By Adnan Khan
The opposition forces have attracted much global attention as the battle for Syria crossed the two year mark. In March 2013, exactly two years from the start of the uprising the rebel forces captured their first provincial capital – al-Raqqa, one of the 14 governorates in Syria. Ever since, al-Assad’s forces have conducted several offensives against rebel positions, forcing them to withdraw and give up strategic gains. Currently regime forces are conducting operations for the strategic town of Al-Qusayr that sits along a major transit point for rebel supplies and reinforcements coming in from Lebanon. After months on the defensive the regime is now on the offensive. Whether this shift is sustainable remains to be seen; there are however four fundamental reasons why this shift is taking place.
Despite the rhetoric from the international community, Bashar al-Assad has received international support ever since the uprising began. While the US publicly criticizes the al-Assad regime, careful analysis of its actions show it has actually strengthened the regime. By drawing a red line on the use of chemical weapons by the regime, the US has given a green light to carry out ‘lesser’ massacres and murders. The US has ensured no heavy weapons reach the rebel fighters – which would shift the balance of power but have distributed light arms to specific factions to divide the opposition. The New York Times confirmed: “The weapons’ distribution has been principally to armed groups viewed as nationalist and secular, and appears to have been intended to bypass the jihadist groups whose roles in the war have alarmed Western and regional powers.”[1] Similarly the Israeli attacks in Syria, whilst targeted at supplies to Hizbullah, also had another purpose as outlined by an Israeli analyst: “Analysts have suggested that the greatest danger was not the use of chemical weapons, but that advancing rebels might seize them.”[2] Recent statements by the former head of Mossad attest to the fact that al-Assad is Israel’s man in Damascus.[3][4]
After steadily losing territory to rebels during the first two years of the conflict, government forces have progressed on a number of key fronts in recent weeks. They have routed rebel forces in the southern province of Dara’a, outside Damascus and in the central city of Homs and its surrounding villages. Whilst Hizbullah has been involved in the uprising as an aid to Assad’s forces, it has in the past weeks taken the role of conducting major offensives. Hizbullah has added muscle to al-Assad’s strategy to maintain and fight it out in remaining Alawi dominated areas. Hizbullah fighters poured across the border from Lebanon into Syria to lead the assault on the rebel stronghold of Qusair.
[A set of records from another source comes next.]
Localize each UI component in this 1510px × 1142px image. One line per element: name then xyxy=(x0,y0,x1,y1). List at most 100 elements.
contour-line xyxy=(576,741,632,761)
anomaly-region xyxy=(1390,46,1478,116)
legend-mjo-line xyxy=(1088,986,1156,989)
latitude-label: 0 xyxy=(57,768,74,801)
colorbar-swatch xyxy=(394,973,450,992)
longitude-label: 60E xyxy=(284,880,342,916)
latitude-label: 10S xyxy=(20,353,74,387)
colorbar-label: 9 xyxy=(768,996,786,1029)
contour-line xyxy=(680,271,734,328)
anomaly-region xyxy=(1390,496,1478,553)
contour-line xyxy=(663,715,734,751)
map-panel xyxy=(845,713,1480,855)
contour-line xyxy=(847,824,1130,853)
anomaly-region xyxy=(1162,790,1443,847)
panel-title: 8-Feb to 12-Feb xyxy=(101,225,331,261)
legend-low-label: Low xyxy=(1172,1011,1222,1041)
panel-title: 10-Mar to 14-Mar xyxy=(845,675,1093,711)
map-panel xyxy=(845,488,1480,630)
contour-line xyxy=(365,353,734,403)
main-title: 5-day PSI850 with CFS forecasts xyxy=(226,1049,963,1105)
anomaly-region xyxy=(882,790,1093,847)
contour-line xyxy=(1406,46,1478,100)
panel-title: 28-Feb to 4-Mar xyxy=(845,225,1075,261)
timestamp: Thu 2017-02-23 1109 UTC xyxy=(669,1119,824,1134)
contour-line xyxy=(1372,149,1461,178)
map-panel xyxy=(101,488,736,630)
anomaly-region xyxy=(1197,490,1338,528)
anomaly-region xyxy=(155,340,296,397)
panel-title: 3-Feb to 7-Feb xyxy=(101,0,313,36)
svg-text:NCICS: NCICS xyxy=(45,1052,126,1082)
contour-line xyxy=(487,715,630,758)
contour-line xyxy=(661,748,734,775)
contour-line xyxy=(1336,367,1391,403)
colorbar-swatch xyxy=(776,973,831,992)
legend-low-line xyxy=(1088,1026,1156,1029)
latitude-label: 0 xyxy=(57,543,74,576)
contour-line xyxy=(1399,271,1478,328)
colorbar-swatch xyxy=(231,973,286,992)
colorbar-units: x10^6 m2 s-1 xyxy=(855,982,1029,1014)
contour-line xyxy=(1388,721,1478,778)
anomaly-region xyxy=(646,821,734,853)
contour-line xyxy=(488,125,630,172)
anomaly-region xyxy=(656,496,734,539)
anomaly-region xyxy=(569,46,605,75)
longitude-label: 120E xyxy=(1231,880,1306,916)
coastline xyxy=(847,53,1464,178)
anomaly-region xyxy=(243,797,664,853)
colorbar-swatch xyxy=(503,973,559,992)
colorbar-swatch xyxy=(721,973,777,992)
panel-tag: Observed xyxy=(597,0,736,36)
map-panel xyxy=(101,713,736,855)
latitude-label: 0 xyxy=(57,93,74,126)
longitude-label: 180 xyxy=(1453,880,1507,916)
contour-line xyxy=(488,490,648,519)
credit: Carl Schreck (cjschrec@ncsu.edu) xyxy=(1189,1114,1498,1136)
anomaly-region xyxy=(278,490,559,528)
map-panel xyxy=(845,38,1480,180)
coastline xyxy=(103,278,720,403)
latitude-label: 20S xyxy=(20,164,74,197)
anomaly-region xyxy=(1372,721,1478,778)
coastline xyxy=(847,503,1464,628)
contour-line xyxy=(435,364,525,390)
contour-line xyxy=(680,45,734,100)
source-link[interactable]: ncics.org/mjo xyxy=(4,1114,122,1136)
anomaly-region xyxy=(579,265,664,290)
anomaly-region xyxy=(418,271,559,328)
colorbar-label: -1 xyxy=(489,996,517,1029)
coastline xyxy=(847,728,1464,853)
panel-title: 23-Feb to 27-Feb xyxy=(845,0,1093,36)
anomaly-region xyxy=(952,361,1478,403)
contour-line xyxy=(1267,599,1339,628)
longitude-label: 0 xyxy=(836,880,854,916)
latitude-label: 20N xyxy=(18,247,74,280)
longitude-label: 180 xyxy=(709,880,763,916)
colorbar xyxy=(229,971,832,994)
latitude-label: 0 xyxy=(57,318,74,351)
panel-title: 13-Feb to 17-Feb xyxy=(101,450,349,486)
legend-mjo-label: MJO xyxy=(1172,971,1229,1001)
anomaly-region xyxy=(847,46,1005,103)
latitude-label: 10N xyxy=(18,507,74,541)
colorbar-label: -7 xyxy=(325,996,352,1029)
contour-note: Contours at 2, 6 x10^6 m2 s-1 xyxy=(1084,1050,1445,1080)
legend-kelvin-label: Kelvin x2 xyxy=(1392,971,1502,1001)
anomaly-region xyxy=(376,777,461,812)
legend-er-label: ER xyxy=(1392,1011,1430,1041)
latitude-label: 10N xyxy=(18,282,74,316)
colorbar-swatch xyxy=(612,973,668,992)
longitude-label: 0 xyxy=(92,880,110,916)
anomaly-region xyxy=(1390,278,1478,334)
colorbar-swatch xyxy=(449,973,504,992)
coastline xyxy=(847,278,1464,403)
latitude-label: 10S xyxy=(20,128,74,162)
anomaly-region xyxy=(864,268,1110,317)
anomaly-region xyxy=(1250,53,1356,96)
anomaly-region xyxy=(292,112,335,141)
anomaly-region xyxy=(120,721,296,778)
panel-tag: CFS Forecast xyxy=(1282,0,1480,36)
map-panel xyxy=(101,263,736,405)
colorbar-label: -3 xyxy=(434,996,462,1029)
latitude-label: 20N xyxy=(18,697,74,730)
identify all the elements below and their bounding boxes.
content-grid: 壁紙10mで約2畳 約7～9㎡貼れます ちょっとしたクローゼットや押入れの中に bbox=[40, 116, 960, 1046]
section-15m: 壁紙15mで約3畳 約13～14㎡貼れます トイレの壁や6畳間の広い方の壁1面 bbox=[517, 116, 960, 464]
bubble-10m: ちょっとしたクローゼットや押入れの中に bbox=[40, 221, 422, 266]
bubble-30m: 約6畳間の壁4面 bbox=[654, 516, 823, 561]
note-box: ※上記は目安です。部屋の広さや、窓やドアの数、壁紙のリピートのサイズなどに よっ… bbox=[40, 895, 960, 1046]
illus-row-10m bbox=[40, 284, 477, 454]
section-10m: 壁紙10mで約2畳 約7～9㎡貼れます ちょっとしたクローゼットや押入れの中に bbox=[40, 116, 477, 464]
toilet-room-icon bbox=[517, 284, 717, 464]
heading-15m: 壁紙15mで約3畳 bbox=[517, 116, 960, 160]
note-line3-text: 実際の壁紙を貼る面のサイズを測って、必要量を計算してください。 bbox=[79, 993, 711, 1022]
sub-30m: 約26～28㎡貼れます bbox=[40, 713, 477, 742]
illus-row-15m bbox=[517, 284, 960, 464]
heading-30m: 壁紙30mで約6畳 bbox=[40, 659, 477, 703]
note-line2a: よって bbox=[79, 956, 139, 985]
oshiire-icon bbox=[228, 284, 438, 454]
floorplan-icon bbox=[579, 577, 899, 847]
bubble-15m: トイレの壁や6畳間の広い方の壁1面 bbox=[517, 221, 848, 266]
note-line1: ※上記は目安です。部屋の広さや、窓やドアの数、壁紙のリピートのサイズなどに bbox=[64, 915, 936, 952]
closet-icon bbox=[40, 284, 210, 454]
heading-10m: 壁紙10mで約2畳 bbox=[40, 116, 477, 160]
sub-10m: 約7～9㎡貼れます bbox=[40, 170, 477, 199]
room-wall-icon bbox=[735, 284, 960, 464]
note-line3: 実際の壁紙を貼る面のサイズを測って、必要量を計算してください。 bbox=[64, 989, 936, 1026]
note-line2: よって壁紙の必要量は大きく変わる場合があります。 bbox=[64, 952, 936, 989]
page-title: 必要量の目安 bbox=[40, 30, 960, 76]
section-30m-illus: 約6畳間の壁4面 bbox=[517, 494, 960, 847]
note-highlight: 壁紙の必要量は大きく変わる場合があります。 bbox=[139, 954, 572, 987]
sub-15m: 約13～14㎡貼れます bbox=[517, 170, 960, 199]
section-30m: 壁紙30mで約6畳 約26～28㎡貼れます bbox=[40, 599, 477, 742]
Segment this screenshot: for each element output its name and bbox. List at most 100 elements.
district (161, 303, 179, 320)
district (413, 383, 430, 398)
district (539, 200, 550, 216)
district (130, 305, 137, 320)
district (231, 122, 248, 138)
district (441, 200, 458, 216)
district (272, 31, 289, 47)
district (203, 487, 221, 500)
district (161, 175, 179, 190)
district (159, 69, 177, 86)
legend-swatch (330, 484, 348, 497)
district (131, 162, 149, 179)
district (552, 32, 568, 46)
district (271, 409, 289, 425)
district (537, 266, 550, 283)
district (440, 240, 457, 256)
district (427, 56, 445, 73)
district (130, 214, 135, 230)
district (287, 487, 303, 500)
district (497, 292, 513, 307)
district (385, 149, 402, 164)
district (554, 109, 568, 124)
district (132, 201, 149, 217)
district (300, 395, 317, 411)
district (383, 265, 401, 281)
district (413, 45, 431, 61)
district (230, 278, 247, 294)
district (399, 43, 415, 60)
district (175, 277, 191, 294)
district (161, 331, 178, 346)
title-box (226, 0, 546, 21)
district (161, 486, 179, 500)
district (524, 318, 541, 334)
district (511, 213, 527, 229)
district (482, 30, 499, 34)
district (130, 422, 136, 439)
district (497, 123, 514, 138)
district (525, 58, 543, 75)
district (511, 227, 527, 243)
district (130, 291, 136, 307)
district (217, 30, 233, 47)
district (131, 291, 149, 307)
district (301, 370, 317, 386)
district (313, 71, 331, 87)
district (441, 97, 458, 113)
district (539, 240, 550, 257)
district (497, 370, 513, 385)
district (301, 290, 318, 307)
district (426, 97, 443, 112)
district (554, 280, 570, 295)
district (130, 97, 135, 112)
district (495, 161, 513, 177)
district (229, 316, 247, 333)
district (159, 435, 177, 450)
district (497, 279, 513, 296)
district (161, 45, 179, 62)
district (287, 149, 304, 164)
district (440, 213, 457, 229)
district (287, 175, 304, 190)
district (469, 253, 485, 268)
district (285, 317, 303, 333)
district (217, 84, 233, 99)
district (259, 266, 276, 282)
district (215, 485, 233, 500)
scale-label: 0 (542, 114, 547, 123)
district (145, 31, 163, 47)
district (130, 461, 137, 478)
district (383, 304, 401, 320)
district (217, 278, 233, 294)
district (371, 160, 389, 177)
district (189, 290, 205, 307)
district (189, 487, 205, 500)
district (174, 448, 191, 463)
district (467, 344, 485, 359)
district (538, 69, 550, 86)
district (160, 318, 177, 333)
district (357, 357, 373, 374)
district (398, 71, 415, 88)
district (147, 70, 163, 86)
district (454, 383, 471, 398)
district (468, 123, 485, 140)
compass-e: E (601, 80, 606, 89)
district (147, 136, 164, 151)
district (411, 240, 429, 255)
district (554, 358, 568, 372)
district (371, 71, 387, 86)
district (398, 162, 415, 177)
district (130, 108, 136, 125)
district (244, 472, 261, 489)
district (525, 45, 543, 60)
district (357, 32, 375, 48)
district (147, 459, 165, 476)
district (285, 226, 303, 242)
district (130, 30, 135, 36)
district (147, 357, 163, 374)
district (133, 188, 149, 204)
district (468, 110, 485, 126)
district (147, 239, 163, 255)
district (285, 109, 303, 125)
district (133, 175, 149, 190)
Whilst regime forces have been largely deployed to the north and east of the city, Hizbollah fighters advanced on the city from the south and west.
External help from Iran has enabled al-Assad to create a new militia known as the National Defense Force (NDF) which has helped to offset the losses incurred by the army. This alternative Alawi army has replaced the largely unreliable, Sunni conscript army. Largely recruited from localised gangs of thugs, with the help of Iran and Hezbollah advisers, the regime has been able to rapidly train and deploy members of this militia. The NDF has helped free up the conventional army to execute more difficult offensive operations. With the aid of Hizbullah, al-Assad has subdued rebel operations in Homs, a goal it has tried to achieve since the early stages of the uprising. Control over Homs will enable al-Assad to rapidly move forces from the north to the south to meet emerging rebel threats. It will also provide a key avenue of retreat to the Alawi coast in the event that he needs to flee Damascus.
Recent months have seen increasing infighting among rebels groups, diminishing their ability to form a united front against the regime. The rebels have taken over the East and most of the north of Syria, which the regime has all but given up trying to reclaim. This has brought the oil fields into the hands of rebels, but has also led to rebel groups to turn their guns on each other in the battle over oil, water and agricultural land, military pressure on Bashar al-Assad’s government from the north and east has eased off. Jabhat al-Nusra controls the majority of the oil wells in Deir Ezzor province. They have also seized control of other fields from Kurdish groups further to the north-east, in al-Hasakah governorate. The war’s duration and the competition for resources has left the opposition fractured. On May 16 2013 the Islamic Shari’ah Commission in Aleppo went after those rebels accused of looting. The council sent fighters to surround the group’s headquarters and arrested some of its members, confiscating trucks full of looted goods.
For the first time in two years, al-Assad’s regime is showing some signs of sustained results. This has been fundamentally due to external support bearing fruits, but more importantly due to division within the rebel ranks. The decentralized structure of the rebels has been their strength in facing off against the regime across the country. A sustained assault is now needed on Damascus and other regime held areas, which will require a central command and control structure in order to lead a sustained assault. In the territories the rebels hold, different groups have taken over and worked to establish some sort of administration. Maintaining cohesion amongst the rebel groups is essential as there is a clear agenda to divide their ranks, weaken them and then through various summits and conferences impose an alternative resolution to the uprising. Remaining united will ensure the aims of the uprising are met and not derailed, despite the regime winning some battles, it is very far from winning the war.